Why Latkes Can Be Considered a Form of Art: A Short Manifesto

Latke chefs Benjy and Marissa

As the days get colder and the academic calendar turns away from classes and towards exams, the beginning of December often brings more solitude than it does company.  I suspect I’m not the only one who experiences the seemingly paradoxical cocktail of retrospective wistfulness and a sense of gradually impending doom that defines the end of the semester.  But the members of Edwards Collective provided the antidote in the form of a socially-distanced latke-making study break in the basement of Edwards Hall, we were greeted with the faint sounds of a mixture of Christmas carols and Hanukkah songs.  Benjy and Marissa, the organizers of the event, distributed onions and potatoes to grate in shifts (which, as I found, is an excellent way to work through one’s frustrations), which we would later fry to make the latkes.  Casual conversation drifted through the air just like the smell of the latkes, which we ate with either sour cream or applesauce (there was some debate as to which one was recognized as the more legitimate condiment).  All in all, the respite provided by this study break was a welcome addition to the semester.

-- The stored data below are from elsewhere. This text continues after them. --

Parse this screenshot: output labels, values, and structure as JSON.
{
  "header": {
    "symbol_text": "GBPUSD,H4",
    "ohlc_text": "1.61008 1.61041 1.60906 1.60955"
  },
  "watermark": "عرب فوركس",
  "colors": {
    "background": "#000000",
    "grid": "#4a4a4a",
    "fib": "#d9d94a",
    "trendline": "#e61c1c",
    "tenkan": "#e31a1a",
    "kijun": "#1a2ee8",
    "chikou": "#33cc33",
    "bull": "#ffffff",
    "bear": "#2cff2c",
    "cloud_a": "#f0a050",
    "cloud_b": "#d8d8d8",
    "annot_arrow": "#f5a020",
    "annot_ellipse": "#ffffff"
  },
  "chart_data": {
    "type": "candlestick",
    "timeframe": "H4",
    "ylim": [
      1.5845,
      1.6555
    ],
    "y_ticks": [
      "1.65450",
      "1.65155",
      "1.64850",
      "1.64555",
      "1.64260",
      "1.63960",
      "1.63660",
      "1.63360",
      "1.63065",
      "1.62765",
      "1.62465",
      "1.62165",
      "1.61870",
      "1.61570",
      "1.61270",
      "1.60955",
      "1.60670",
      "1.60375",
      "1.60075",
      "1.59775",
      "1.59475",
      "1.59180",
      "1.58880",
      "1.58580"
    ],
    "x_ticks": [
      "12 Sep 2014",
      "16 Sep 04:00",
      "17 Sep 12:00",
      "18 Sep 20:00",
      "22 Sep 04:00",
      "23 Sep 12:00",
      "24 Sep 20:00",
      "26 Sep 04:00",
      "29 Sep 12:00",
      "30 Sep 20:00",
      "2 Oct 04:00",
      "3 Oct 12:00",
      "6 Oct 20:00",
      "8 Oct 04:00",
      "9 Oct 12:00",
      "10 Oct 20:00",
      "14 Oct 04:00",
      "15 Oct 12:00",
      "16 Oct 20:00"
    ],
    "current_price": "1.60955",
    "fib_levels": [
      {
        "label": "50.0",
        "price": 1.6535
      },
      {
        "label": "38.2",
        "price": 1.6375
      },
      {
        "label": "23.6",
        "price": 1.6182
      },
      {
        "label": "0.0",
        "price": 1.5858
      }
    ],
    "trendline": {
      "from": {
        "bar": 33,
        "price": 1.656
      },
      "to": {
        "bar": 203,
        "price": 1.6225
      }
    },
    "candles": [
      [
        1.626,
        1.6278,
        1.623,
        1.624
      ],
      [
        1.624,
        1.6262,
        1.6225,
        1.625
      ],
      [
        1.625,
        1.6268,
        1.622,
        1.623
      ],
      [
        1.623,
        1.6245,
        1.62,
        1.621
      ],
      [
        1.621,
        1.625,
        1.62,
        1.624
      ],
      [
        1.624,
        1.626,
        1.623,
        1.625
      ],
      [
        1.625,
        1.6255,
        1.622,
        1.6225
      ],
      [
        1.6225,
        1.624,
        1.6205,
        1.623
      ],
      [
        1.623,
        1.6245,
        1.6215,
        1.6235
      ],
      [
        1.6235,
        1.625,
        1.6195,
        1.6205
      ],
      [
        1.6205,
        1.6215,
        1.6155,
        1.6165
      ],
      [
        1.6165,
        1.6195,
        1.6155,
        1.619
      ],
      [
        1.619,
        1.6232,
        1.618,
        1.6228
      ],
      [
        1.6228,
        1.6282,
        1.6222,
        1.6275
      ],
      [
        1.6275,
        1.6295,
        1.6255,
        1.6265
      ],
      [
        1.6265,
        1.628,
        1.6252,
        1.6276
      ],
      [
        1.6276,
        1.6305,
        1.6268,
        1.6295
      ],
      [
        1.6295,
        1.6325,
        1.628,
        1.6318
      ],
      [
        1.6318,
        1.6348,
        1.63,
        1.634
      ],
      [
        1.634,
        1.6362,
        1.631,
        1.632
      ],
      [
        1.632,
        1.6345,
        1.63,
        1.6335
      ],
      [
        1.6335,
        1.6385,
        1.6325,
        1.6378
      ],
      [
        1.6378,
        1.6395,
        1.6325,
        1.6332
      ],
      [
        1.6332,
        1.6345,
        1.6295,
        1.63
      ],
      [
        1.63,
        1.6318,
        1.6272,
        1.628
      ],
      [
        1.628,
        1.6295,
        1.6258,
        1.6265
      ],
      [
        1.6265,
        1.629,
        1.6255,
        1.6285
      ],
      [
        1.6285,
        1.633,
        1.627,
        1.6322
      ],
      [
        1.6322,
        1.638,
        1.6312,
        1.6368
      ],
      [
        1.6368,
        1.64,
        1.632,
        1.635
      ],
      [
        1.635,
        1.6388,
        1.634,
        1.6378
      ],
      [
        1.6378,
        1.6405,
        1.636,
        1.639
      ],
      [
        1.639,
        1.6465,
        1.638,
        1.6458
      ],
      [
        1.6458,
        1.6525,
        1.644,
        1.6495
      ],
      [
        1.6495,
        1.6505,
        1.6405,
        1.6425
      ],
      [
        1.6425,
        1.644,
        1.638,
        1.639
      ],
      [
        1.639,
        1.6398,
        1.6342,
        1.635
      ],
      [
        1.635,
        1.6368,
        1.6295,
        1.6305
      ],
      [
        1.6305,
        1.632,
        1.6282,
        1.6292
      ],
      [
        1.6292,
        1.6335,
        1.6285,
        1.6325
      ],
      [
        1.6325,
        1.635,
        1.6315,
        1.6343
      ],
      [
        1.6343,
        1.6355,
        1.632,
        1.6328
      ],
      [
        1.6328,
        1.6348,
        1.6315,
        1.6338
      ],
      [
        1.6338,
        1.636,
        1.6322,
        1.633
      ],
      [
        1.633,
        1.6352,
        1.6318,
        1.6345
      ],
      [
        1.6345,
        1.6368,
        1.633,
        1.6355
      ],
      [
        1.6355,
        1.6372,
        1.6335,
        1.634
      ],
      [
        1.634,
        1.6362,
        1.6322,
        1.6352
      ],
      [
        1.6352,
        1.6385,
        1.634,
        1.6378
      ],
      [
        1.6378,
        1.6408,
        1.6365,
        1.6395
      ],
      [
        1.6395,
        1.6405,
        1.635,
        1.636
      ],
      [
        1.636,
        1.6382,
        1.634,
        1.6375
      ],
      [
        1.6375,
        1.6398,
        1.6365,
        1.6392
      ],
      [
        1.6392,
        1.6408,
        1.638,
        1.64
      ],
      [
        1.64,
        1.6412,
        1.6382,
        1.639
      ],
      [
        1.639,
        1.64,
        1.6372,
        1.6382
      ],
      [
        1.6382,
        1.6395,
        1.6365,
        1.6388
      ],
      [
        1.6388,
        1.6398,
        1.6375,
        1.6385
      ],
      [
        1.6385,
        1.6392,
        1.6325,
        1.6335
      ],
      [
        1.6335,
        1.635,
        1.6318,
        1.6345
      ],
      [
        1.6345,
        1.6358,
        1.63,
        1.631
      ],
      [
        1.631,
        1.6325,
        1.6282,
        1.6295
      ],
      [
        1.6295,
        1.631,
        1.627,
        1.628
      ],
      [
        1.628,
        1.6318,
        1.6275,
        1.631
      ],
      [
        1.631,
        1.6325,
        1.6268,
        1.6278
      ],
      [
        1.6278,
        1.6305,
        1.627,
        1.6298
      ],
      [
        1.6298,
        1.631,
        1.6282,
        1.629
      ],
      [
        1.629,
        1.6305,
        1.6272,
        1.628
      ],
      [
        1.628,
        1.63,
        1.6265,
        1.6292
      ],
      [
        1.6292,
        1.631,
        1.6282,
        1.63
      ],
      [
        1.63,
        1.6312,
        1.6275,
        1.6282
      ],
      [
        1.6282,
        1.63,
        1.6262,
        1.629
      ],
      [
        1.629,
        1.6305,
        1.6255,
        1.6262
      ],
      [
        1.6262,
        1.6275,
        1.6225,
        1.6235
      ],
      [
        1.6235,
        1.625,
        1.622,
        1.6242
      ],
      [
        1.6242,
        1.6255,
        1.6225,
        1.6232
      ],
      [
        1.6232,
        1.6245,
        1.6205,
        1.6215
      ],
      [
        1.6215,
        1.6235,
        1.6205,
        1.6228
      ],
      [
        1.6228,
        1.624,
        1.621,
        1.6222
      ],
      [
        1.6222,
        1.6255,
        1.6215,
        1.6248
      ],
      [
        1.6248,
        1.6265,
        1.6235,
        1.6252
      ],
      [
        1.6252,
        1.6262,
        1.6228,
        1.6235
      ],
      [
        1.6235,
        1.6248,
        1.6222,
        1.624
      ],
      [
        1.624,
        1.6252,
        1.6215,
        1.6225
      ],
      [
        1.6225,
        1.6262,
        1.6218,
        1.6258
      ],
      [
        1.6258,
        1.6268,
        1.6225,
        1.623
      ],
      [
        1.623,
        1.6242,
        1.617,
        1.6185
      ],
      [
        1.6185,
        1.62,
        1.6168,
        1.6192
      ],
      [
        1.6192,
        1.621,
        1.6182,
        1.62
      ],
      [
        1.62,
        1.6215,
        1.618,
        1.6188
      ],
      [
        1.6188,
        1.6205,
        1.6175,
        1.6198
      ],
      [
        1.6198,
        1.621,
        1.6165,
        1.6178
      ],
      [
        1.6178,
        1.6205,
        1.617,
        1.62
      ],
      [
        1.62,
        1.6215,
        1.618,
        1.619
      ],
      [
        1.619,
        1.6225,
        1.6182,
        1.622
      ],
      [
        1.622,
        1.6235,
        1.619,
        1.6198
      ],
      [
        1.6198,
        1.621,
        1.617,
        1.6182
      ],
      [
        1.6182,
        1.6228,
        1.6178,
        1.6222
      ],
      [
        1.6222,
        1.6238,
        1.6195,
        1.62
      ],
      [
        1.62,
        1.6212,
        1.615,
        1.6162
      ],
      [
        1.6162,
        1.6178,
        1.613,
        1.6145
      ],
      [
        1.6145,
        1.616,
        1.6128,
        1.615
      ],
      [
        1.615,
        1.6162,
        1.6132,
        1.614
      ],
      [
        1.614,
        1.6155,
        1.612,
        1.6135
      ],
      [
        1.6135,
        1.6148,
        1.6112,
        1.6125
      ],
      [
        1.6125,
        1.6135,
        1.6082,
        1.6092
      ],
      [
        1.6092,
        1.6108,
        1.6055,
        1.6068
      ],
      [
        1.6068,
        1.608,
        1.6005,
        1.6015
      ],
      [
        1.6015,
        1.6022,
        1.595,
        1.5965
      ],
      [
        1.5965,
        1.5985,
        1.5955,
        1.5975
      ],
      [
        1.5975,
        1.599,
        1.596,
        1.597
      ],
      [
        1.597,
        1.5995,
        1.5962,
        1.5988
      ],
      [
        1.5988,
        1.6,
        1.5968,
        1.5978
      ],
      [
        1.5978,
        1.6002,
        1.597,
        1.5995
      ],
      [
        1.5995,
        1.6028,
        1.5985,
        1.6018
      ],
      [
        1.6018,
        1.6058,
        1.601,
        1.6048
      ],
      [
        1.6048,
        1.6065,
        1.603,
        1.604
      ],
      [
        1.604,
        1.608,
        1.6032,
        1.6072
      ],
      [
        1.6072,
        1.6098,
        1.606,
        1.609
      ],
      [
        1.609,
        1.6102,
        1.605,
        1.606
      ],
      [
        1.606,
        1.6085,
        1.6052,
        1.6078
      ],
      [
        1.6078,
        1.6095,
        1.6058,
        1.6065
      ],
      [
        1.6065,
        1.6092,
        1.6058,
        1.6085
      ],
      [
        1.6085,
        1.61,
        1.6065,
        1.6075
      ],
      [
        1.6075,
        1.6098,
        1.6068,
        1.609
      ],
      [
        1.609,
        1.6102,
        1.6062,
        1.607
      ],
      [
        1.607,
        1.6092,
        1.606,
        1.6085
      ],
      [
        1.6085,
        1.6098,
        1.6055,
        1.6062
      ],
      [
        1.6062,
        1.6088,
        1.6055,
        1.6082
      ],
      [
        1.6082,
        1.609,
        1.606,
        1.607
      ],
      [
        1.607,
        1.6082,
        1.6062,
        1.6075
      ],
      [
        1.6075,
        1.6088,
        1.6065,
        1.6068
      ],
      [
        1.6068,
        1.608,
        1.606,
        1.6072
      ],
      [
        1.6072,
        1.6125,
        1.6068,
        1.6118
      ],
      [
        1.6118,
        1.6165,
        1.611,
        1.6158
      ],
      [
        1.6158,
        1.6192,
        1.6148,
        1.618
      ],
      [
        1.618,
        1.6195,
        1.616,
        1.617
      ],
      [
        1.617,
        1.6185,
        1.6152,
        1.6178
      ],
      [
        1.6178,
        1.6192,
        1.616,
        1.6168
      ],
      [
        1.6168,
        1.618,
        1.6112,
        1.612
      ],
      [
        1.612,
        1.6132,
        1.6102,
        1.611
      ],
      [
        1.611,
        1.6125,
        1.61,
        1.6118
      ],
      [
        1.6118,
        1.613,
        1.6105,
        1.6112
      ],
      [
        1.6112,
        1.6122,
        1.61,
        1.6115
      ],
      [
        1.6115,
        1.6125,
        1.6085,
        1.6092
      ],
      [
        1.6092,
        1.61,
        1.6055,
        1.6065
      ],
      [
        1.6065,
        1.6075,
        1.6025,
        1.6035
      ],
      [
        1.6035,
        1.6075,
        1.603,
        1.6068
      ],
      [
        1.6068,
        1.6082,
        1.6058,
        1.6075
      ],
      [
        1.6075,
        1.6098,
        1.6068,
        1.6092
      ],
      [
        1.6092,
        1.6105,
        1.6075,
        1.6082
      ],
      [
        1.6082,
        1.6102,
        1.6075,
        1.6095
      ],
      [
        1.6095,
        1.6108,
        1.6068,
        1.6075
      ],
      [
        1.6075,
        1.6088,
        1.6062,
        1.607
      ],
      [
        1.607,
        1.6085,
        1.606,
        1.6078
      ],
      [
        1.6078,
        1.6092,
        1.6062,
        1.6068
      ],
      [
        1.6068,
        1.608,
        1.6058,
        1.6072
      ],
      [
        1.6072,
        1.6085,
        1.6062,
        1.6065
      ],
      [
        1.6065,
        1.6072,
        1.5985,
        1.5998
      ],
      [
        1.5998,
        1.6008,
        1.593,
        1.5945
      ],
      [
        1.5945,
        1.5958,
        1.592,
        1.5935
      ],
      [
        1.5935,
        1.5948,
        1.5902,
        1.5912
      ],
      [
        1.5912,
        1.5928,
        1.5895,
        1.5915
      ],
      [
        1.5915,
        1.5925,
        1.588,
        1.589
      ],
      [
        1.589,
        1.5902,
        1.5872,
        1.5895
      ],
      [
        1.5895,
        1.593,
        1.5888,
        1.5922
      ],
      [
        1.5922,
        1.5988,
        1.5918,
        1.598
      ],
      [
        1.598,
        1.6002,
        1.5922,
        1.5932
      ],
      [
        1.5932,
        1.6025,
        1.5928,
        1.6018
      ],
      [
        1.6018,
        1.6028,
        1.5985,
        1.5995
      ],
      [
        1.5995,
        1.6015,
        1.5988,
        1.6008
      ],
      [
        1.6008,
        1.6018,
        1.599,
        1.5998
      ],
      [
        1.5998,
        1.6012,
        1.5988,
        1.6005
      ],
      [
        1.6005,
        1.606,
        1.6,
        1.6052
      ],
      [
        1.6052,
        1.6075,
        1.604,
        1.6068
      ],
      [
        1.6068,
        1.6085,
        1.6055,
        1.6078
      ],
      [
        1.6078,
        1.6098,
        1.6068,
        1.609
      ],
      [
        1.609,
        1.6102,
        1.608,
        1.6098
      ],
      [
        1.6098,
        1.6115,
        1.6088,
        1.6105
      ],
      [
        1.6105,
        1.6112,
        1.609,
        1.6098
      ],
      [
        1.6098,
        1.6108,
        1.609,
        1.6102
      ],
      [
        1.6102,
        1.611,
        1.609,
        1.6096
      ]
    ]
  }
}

Since the Edwards Collective is an arts and humanities collective, we focus in our reflections primarily on events that directly involve the arts and/or the humanities.  I’ve broken convention slightly to focus on an event that fostered another key aspect of the Edwards Collective — the collective itself.  One of the major defining factors of art in this community is that it brings us together as a group — it’s one of the things that we all enjoy producing or interacting with.  Given this, who’s to say that latkes, which brought us together in a moment of collaborative creation which we were able to partake of and enjoy, do not constitute a form of art as well?